If I were to drop a bouncy ball onto a surface, each successive bounce will be lower in height as energy is dissipated. Eventually, however, the ball will cease to bounce and will remain in contact with the ground. What happens during that small moment of time that is the transition period?
Here's my line of thought so far:
Let's say, for example, that the ball could be modeled as an "ideal" bouncy ball. Each time it hits the floor, it rebounds with one-half of the impact velocity, the other half of which is absorbed and dissipated by various things. Will this ideal bouncy ball ever stop bouncing? The answer, as far as I can tell, is yes (well, maybe). Since each bounce has half of the initial velocity of the previous bounce, the time between each bounce also halves. The first bounce might take $1$ second, the second takes $0.5$ seconds, the third $0.25$ seconds, etc. This infinite series converges to a finite amount of time, but with an infinite number of bounces.
Since it's obviously not possible for an actual ball to bounce an infinite number of times in finite time, it is clear that the above model doesn't work.

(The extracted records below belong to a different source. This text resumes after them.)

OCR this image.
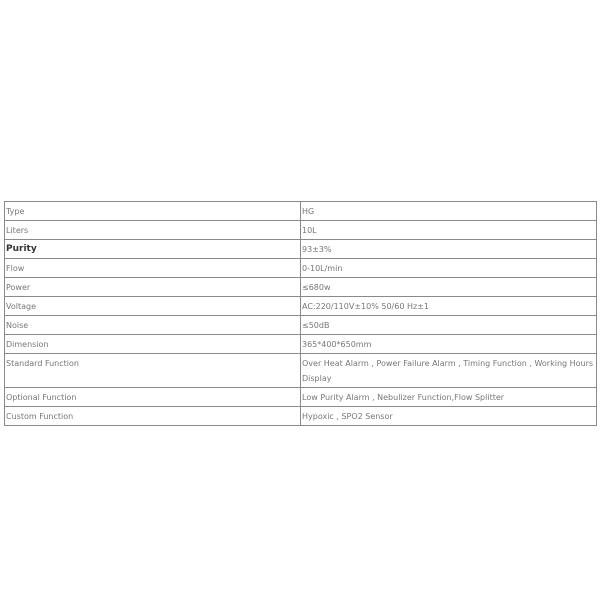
Type	HG
Liters	10L
Purity	93±3%
Flow	0-10L/min
Power	≤680w
Voltage	AC:220/110V±10% 50/60 Hz±1
Noise	≤50dB
Dimension	365*400*650mm
Standard Function	Over Heat Alarm , Power Failure Alarm , Timing Function , Working Hours Display
Optional Function	Low Purity Alarm , Nebulizer Function,Flow Splitter
Custom Function	Hypoxic , SPO2 Sensor
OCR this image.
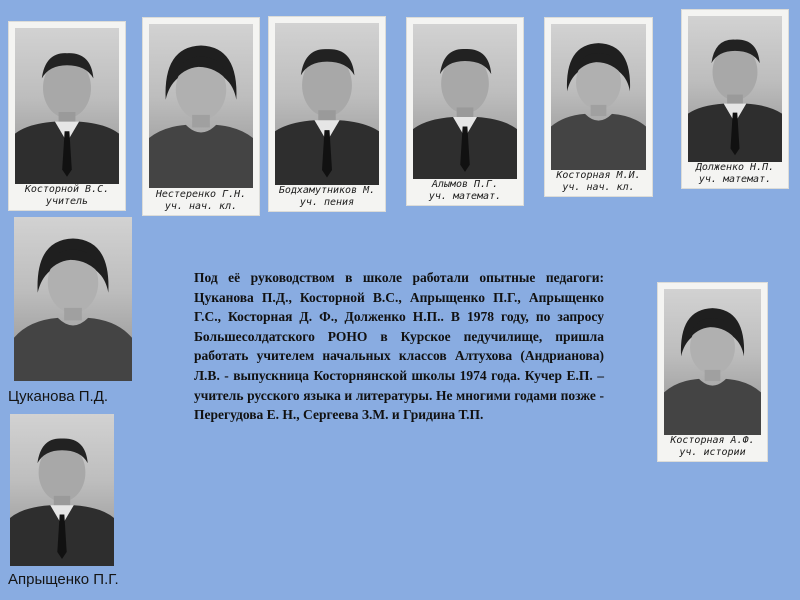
Косторной В.С.
учитель
Нестеренко Г.Н.
уч. нач. кл.
Бодхамутников М.
уч. пения
Алымов П.Г.
уч. математ.
Косторная М.И.
уч. нач. кл.
Долженко Н.П.
уч. математ.
Цуканова П.Д.
Апрыщенко П.Г.
Косторная А.Ф.
уч. истории

Под её руководством в школе работали опытные педагоги: Цуканова П.Д., Косторной В.С., Апрыщенко П.Г., Апрыщенко Г.С., Косторная Д. Ф., Долженко Н.П.. В 1978 году, по запросу Большесолдатского РОНО в Курское педучилище, пришла работать учителем начальных классов Алтухова (Андрианова) Л.В. - выпускница Косторнянской школы 1974 года. Кучер Е.П. – учитель русского языка и литературы. Не многими годами позже - Перегудова Е. Н., Сергеева З.М. и Гридина Т.П.
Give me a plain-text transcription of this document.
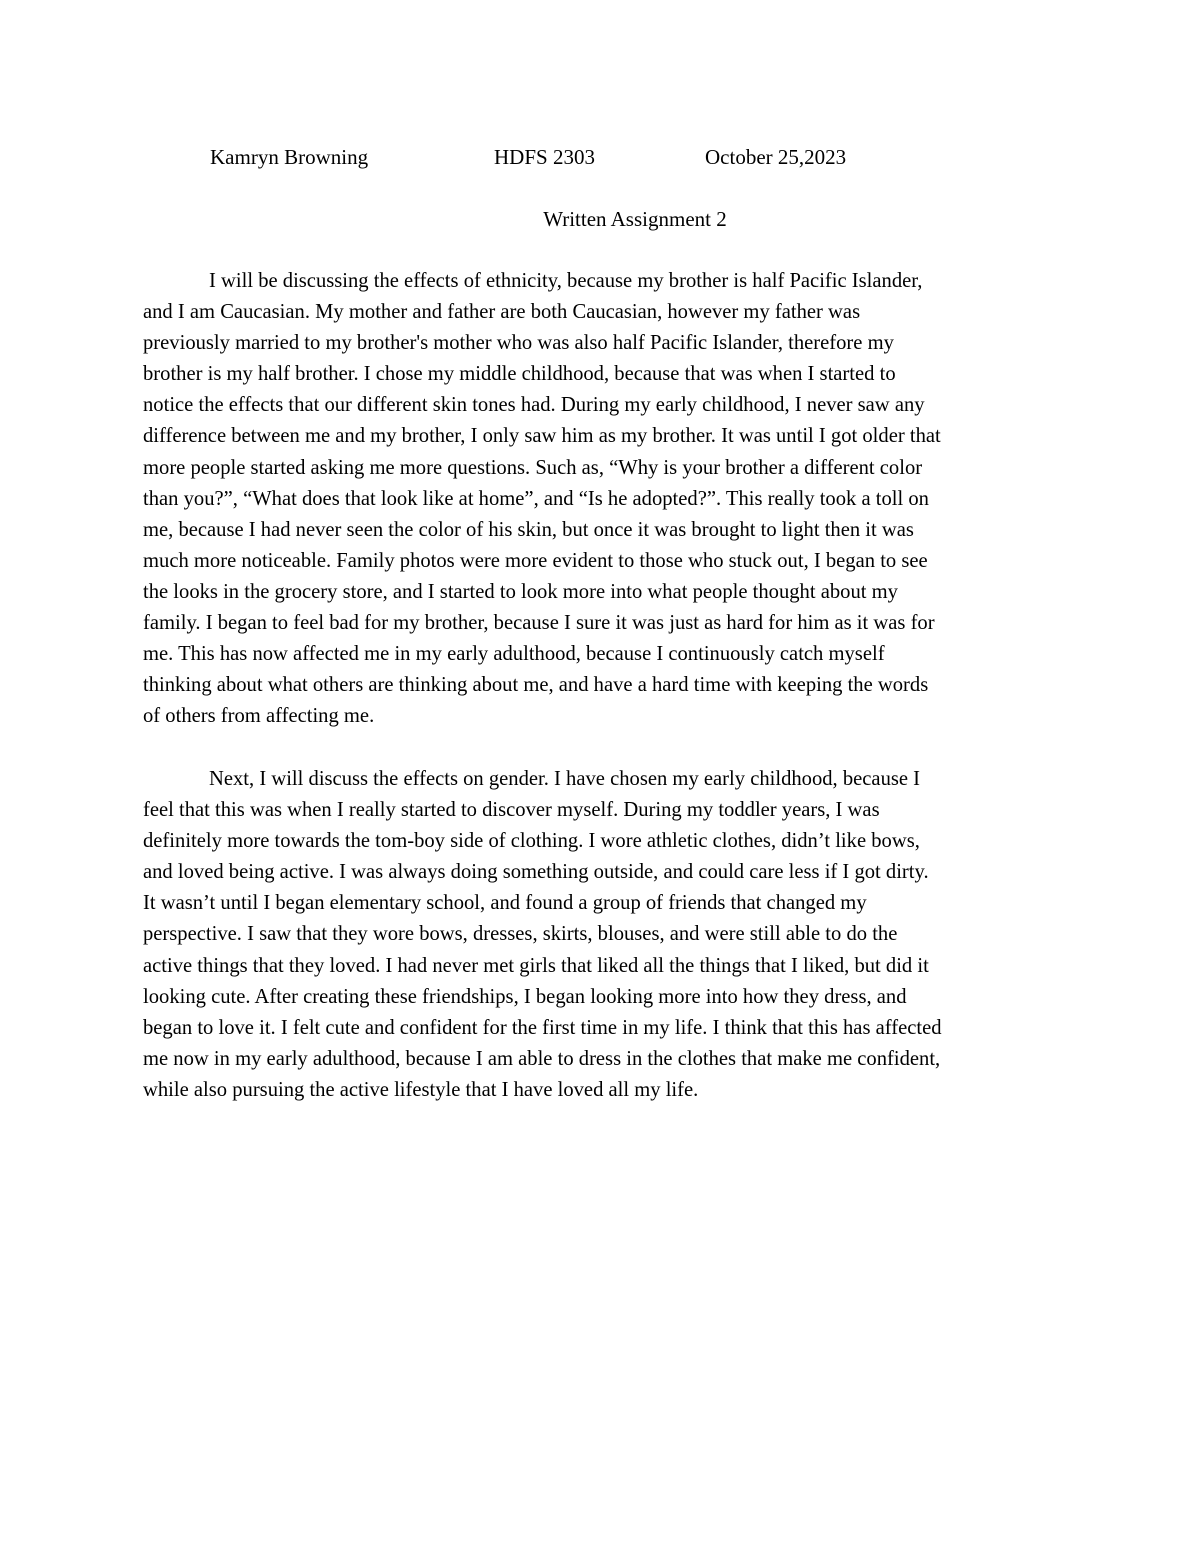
Kamryn Browning	HDFS 2303	October 25,2023
Written Assignment 2

I will be discussing the effects of ethnicity, because my brother is half Pacific Islander,
and I am Caucasian. My mother and father are both Caucasian, however my father was
previously married to my brother's mother who was also half Pacific Islander, therefore my
brother is my half brother. I chose my middle childhood, because that was when I started to
notice the effects that our different skin tones had. During my early childhood, I never saw any
difference between me and my brother, I only saw him as my brother. It was until I got older that
more people started asking me more questions. Such as, “Why is your brother a different color
than you?”, “What does that look like at home”, and “Is he adopted?”. This really took a toll on
me, because I had never seen the color of his skin, but once it was brought to light then it was
much more noticeable. Family photos were more evident to those who stuck out, I began to see
the looks in the grocery store, and I started to look more into what people thought about my
family. I began to feel bad for my brother, because I sure it was just as hard for him as it was for
me. This has now affected me in my early adulthood, because I continuously catch myself
thinking about what others are thinking about me, and have a hard time with keeping the words
of others from affecting me.

Next, I will discuss the effects on gender. I have chosen my early childhood, because I
feel that this was when I really started to discover myself. During my toddler years, I was
definitely more towards the tom-boy side of clothing. I wore athletic clothes, didn’t like bows,
and loved being active. I was always doing something outside, and could care less if I got dirty.
It wasn’t until I began elementary school, and found a group of friends that changed my
perspective. I saw that they wore bows, dresses, skirts, blouses, and were still able to do the
active things that they loved. I had never met girls that liked all the things that I liked, but did it
looking cute. After creating these friendships, I began looking more into how they dress, and
began to love it. I felt cute and confident for the first time in my life. I think that this has affected
me now in my early adulthood, because I am able to dress in the clothes that make me confident,
while also pursuing the active lifestyle that I have loved all my life.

Eventually, I decided that the problem must be in the fact that the model doesn't take into account the fact that ball spends time compressing and decompressing while in contact with the floor.
Even once the ball touches the ground, the center of gravity continues to move downward as the ball compresses. Soon, the ball expands, and the center of gravity moves upward. Lets $h_1$ be the height of the center of gravity when the ball is uncompressed, and $h_2$ the height of the center of gravity of the ball when compressed, and $D = h_1 - h_2$. Eventually, the height of the bounce will be smaller than $D$, so that center of gravity simply vibrates between those two locations, and the ball never leaves the ground.